9

My Hive table has a date column with UTC date strings. I want to get all rows for a specific EST date.

I am trying to do something like the below:

Select * 
from TableName T
where TO_DATE(ConvertToESTTimeZone(T.date))  = "2014-01-12" 

I want to know if there is a function for ConvertToESTTimeZone, or how I can achieve that?
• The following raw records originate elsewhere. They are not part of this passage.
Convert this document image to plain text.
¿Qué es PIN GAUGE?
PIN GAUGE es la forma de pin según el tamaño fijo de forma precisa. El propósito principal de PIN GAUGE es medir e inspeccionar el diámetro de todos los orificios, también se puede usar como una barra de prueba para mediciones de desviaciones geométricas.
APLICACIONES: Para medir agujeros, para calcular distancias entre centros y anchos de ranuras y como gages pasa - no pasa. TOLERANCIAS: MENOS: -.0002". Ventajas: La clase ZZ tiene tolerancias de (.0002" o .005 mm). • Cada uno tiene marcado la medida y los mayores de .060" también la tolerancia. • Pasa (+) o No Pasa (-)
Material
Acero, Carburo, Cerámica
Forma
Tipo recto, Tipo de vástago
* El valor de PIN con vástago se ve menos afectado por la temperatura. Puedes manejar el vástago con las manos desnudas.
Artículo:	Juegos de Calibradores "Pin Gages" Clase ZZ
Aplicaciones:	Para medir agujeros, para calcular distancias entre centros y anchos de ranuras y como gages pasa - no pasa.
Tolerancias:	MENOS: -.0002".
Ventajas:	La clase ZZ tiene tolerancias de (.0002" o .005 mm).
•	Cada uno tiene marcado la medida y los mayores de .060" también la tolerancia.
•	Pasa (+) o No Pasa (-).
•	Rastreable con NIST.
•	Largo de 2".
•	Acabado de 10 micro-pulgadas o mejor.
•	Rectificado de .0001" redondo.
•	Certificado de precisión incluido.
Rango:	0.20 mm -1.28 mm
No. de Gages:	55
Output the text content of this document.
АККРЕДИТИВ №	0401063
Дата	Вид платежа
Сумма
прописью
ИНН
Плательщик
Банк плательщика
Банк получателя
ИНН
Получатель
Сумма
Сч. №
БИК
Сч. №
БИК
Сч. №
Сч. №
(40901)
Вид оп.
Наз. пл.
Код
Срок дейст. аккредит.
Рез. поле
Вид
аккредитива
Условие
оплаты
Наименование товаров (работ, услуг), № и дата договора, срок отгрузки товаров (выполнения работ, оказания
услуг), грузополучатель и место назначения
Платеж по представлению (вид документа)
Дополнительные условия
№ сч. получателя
I tried the following but it doesnt work (my default timezone is CST):

TO_DATE(from_utc_timestamp(T.Date) = "2014-01-12" 
TO_DATE( from_utc_timestamp(to_utc_timestamp (unix_timestamp (T.date), 'CST'),'EST'))

Thanks in advance.

Update:

Strange behavior. When I do this:

select "2014-01-12T15:53:00.000Z", TO_DATE(FROM_UTC_TIMESTAMP(UNIX_TIMESTAMP("2014-01-12T15:53:00.000Z", "yyyy-MM-dd'T'hh:mm:ss.SSS'Z'"), 'EST')) 
from TABLE_NAME T1
limit 3

I get

    _c0                          _c1
0   2014-01-12T15:53:00.000Z    1970-01-16
1   2014-01-12T15:53:00.000Z    1970-01-16
2   2014-01-12T15:53:00.000Z    1970-01-16
Gadam
  • 2,674
  • 8
  • 37
  • 56

2 Answers2

17

Your system timezone CST doesn't matter for converting UTC to EST in Hive. You should be able to get the correct results with:

TO_DATE(FROM_UTC_TIMESTAMP(UNIX_TIMESTAMP(T.date, "yyyy-MM-dd'T'hh:mm:ss.SSS'Z'") * 1000, 'EST'))

Note that because UNIX_TIMESTAMP returns seconds, you will lose the millisecond component of your timestamp.

Jeremy Beard
  • 2,727
  • 1
  • 20
  • 25
  • Thanks Jeremy, but it did not work. If it helps, an example for T.date is '2014-01-12T15:53:00.000Z'. When I put your suggestion in the where clause, it returns 0 records. If I put it in the select part, it gives NULL for that column. :| – Gadam Feb 16 '15 at 21:07
  • It looks like your date strings are not in the default format that Hive expects. Instead, you can pass a second argument to UNIX_TIMESTAMP that includes the date format of your field, as defined in http://docs.oracle.com/javase/tutorial/i18n/format/simpleDateFormat.html. Also see here: https://cwiki.apache.org/confluence/display/Hive/LanguageManual+UDF#LanguageManualUDF-DateFunctions – Jeremy Beard Feb 16 '15 at 21:11
  • 1
    Aha yes, Hive assumes milliseconds when converting INT to TIMESTAMP, so we need to add a `* 1000` in there. I've updated my answer. – Jeremy Beard Feb 16 '15 at 23:14
  • That solved my issue. I am selecting this as the answer. But can you update your answer with a little more detail; is this an issue with Hive? When I am providing the milliseconds as part of my date, why do I have to again multiply by 1000 to convert the output to millis.. thanks. – Gadam Feb 17 '15 at 21:34
  • I've mentioned at the bottom of my answer that UNIX_TIMESTAMP in Hive returns seconds. Unfortunately this is just how Hive's built-in functions work, as disappointing as that is. – Jeremy Beard Feb 17 '15 at 21:37
  • There seems to be an error here. ETC is just another way of saying UTC. I think you mean EST. Running your code as is returns the input unchanged; replacing the 'ETC' in FROM_UTC_TIMESTAMP with 'EST' returns correct results. – bsg Dec 25 '15 at 03:15
1

This converts to CST with the daylight savings hour shift:

to_date(FROM_UTC_TIMESTAMP(UNIX_TIMESTAMP(eff_timestamp, "yyyy-MM-dd'T'hh:mm:ss.SSS'Z'") * 1000, 'CST6CDT')) 
Aaron
  • 2,367
  • 3
  • 25
  • 33
Carl
  • 81
  • 4